If the situation weren't serious enough already, the international credit rating agency, Standard & Poors, warns that further bickering and infighting could result in further rating downgrades. Meanwhile, oil prices on Asian markets fell below $84 in Singapore at midday -- more than three dollars lower than Friday's New York close.

Oil prices sank below $84 a barrel Monday in Asia after Standard & Poor's lowered the U.S. credit rating. Benchmark oil for September delivery was down $3.27 to $83.61 a barrel at midday Singapore time in electronic trading on the New York Mercantile Exchange. Crude rose 25 cents during the day Friday to settle at $86.88.
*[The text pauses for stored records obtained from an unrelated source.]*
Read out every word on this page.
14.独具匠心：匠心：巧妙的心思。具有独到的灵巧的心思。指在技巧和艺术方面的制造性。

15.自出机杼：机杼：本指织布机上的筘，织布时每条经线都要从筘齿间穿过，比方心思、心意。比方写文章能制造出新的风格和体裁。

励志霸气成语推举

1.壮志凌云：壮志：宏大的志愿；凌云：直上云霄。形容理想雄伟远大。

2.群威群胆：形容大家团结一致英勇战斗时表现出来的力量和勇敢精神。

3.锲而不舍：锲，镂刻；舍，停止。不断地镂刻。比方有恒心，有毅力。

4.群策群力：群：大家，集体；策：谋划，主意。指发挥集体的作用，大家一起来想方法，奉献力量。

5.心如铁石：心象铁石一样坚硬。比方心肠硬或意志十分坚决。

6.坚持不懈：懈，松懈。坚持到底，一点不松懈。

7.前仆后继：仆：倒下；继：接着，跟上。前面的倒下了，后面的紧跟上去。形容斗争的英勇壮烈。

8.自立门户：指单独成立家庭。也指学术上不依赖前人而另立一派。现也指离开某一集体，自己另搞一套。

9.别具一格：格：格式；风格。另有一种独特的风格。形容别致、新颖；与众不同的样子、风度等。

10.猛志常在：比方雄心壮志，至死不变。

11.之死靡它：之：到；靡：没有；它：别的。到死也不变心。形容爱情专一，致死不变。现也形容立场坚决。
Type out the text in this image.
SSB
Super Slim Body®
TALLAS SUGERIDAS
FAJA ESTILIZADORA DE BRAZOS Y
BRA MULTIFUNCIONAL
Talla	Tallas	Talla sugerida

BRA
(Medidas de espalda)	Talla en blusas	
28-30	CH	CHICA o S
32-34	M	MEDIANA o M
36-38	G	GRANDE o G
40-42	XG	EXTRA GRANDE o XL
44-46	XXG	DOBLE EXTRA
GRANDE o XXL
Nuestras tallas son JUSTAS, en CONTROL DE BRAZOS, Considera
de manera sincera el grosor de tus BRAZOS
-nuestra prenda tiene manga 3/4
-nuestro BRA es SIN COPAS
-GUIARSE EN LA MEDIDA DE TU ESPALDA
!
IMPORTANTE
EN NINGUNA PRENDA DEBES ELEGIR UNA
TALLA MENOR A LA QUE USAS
Oil plunged after Standard & Poor's announced Friday it was lowering its rating for U.S. debt one notch from AAA to AA+. Investors are concerned the first-ever U.S. debt rating downgrade will batter already weakening consumer confidence and hurt economic growth.

The S&P move came after Democratic and Republican lawmakers failed to reach a satisfactory compromise on the burgeoning U.S. debt.

The deal to cut some $2.5 trillion over 10 years in exchange for raising the congressionally-set debt ceiling fell short of the S&P's call for the United States to cut $4 trillion over the same period.

Continued bi-partisan bickering, posturing and finger-pointing Sunday drew another warning from S&P ratings head John Chambers.

"If the fiscal position of the United States deteriorates further, or if the political gridlock becomes more entrenched, then that could lead to (another) downgrade," Chambers told ABC television.

"The outlook indicates at least a one in three chance of a downgrade" over the next six to 24 months, he said on the political talk show "This Week."

Washington remains deeply divided over how to reduce the $14 trillion debt without putting the brakes on an already sluggish economic recovery.

President Obama and the Democrats are calling for a "balanced approach" in which the government would raise taxes on the wealthy and big corporations while making some cuts to entitlement programs.

The Republicans, particularly those close to the Tea Party, have adamantly ruled out any new tax revenues, which they say would kill job creation.

Despite growing fears of a recession in the U.S., some analysts expect global economic growth to remain robust, supporting oil prices. Goldman Sachs recommends investors buy the Brent December 2012 futures contract, forecasting Brent will average $130 next year.

"We maintain that commodity markets will continue to tighten as long as global economic growth remains broadly positive and the emerging market economies in particular continue to perform," Goldman Sachs said in a report. "We expect that the market will continue to tighten to critical levels by 2012, pushing oil prices substantially higher to restrain demand.